One of the finest antique baseball photos for sale that we have ever seen.
Owings Mills, MD (PRWEB) October 14, 2013
A very rare baseball panoramic photo in mint condition from 1914 is currently up for auction at Robert Edward Auctions until October 19th. This unique piece is an exceptional original photograph of baseball history.
The photograph (35.5 x 9.25 inches) remains in remarkable condition given its age and fragile nature. The photo is in Near Mint condition and is easily the finest example of this great rarity which is not often seen with these historic auctions. A recent and comprable photo sold at auction sold for $10,575. The photo is housed in what appears to be its original wood frame, which measures 38.5 x 12 inches.

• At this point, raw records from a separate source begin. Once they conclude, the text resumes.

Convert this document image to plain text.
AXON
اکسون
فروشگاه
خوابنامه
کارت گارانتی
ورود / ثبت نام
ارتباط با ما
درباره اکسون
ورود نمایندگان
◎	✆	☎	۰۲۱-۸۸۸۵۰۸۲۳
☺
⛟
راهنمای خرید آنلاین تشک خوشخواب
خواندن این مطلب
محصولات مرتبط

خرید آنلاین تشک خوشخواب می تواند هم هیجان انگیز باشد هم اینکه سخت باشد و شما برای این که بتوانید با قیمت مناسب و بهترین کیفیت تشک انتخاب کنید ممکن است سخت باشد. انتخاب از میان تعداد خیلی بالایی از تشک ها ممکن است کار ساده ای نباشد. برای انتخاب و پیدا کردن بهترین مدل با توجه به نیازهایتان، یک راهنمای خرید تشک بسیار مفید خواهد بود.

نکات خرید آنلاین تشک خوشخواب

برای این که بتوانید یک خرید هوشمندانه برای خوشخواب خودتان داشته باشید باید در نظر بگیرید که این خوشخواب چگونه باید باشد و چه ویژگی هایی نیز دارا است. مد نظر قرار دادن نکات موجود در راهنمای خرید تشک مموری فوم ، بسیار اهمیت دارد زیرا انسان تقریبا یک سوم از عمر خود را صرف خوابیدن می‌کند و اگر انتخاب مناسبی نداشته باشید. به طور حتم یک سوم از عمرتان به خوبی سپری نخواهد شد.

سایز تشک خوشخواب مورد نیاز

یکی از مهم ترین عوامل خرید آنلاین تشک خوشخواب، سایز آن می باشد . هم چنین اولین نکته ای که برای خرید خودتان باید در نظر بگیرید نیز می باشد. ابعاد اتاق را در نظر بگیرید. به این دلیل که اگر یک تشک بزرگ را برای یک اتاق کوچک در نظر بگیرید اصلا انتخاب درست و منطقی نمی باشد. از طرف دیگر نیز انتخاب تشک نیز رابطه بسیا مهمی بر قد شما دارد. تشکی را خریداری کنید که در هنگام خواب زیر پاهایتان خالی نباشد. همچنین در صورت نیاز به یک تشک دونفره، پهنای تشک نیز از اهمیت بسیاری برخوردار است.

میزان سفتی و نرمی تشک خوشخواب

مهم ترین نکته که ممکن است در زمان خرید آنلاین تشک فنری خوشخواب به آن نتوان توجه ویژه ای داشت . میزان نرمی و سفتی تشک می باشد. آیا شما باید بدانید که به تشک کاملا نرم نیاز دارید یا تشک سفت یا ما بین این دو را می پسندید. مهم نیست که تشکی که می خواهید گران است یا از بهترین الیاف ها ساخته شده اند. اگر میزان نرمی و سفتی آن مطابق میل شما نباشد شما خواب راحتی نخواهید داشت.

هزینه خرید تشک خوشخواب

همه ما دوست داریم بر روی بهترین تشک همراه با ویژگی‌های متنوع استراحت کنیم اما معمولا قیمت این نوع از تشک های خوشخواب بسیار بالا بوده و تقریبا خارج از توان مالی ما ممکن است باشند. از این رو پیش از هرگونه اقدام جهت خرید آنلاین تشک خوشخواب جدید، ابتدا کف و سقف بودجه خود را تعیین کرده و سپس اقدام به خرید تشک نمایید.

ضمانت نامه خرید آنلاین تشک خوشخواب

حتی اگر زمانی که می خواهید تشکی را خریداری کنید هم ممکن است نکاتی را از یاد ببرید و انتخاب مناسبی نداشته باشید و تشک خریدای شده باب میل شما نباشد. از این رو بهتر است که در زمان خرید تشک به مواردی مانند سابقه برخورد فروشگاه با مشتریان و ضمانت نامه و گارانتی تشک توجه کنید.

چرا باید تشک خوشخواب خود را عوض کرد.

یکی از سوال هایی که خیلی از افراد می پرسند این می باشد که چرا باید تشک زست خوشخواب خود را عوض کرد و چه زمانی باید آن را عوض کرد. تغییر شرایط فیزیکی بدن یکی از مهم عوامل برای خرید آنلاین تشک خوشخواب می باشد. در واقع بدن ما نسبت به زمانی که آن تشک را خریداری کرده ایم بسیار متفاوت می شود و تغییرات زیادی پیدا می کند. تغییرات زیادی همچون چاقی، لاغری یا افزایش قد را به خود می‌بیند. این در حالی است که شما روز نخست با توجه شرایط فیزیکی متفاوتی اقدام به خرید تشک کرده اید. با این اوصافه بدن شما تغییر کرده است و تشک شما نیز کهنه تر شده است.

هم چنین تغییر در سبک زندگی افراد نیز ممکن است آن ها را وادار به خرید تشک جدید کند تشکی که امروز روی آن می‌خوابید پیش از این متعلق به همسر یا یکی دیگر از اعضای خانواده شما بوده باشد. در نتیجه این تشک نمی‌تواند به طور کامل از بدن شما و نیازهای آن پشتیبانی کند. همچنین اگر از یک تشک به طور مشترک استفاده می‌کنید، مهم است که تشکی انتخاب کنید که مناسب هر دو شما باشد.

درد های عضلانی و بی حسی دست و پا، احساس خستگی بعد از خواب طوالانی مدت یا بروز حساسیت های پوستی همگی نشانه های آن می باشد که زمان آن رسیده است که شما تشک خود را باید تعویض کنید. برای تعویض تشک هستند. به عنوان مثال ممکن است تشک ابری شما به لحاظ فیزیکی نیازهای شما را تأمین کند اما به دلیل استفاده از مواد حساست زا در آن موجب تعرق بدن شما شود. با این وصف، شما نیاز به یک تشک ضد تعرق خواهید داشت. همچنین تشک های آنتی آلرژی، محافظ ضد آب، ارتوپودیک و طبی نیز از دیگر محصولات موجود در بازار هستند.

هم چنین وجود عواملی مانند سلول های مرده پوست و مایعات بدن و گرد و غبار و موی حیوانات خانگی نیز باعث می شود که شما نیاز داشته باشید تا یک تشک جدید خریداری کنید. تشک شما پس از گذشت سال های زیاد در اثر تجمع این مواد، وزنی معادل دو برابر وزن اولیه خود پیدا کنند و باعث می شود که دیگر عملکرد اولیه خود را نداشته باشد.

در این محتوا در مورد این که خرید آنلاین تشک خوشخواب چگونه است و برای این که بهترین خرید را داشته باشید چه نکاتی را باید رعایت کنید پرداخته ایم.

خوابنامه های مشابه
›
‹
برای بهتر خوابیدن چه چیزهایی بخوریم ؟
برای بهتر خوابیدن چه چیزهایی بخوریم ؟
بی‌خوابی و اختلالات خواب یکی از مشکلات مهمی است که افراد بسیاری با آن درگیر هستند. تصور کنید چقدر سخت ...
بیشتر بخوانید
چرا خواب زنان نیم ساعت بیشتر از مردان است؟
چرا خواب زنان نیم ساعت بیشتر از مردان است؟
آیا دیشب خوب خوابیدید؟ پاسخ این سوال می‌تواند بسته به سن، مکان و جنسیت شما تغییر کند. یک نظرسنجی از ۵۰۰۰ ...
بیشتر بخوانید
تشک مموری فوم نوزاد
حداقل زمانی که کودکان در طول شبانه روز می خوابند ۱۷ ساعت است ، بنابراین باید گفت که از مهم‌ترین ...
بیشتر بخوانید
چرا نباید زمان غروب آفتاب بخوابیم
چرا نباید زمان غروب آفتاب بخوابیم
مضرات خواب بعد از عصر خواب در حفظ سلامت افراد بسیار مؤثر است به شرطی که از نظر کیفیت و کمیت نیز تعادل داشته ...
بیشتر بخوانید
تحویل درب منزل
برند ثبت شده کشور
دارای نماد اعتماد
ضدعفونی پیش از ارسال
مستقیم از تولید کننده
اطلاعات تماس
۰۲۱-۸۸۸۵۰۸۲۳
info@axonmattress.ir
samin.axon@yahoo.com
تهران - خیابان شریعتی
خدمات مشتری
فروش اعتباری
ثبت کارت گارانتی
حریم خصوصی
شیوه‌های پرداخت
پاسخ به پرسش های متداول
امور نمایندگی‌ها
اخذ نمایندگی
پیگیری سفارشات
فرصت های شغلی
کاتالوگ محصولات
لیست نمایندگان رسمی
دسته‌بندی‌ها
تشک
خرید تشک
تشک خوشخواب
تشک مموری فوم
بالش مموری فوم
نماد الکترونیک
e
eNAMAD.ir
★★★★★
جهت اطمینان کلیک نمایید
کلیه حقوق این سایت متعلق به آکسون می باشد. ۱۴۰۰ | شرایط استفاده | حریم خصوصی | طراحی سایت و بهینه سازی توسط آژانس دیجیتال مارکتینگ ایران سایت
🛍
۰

This exceedingly rare panoramic photograph captures the action from the first game in Federal League history, played between the Baltimore Terrapins and Buffalo Feds at Terrapin Park in Baltimore on April 13, 1914. Its rarity (we are only aware of two other examples) and historical significance aside, this piece is also one of the finest game-in-progress panoramas we have ever seen.
About the Federal League:
The Federal League was formed in 1914 as a Major League rival to the American and National Leagues. Despite its success in signing many of the game's top stars, the League only lasted two seasons, thus making this photo not only an extraordinary artistic achievement, but an extremely significant historical piece as well. Probably by design, this game was the first Major League game of the season, thus ensuring that for at least one day the Federal League would hold center stage in the baseball world. Any and all materials relating to the short-lived Federal League are exceedingly rare, especially photographic images of this scale. This photo is simply spectacular on all levels. Collectors today would expect to find such a piece only in either the Baseball Hall of Fame or in one of the country's premier private collections. Remarkably, it is also new to the hobby. According to our consignor, who lives in Maryland and who inherited the piece from her father over thirty-five years ago, the panorama has been in her family's possession as long as she can remember.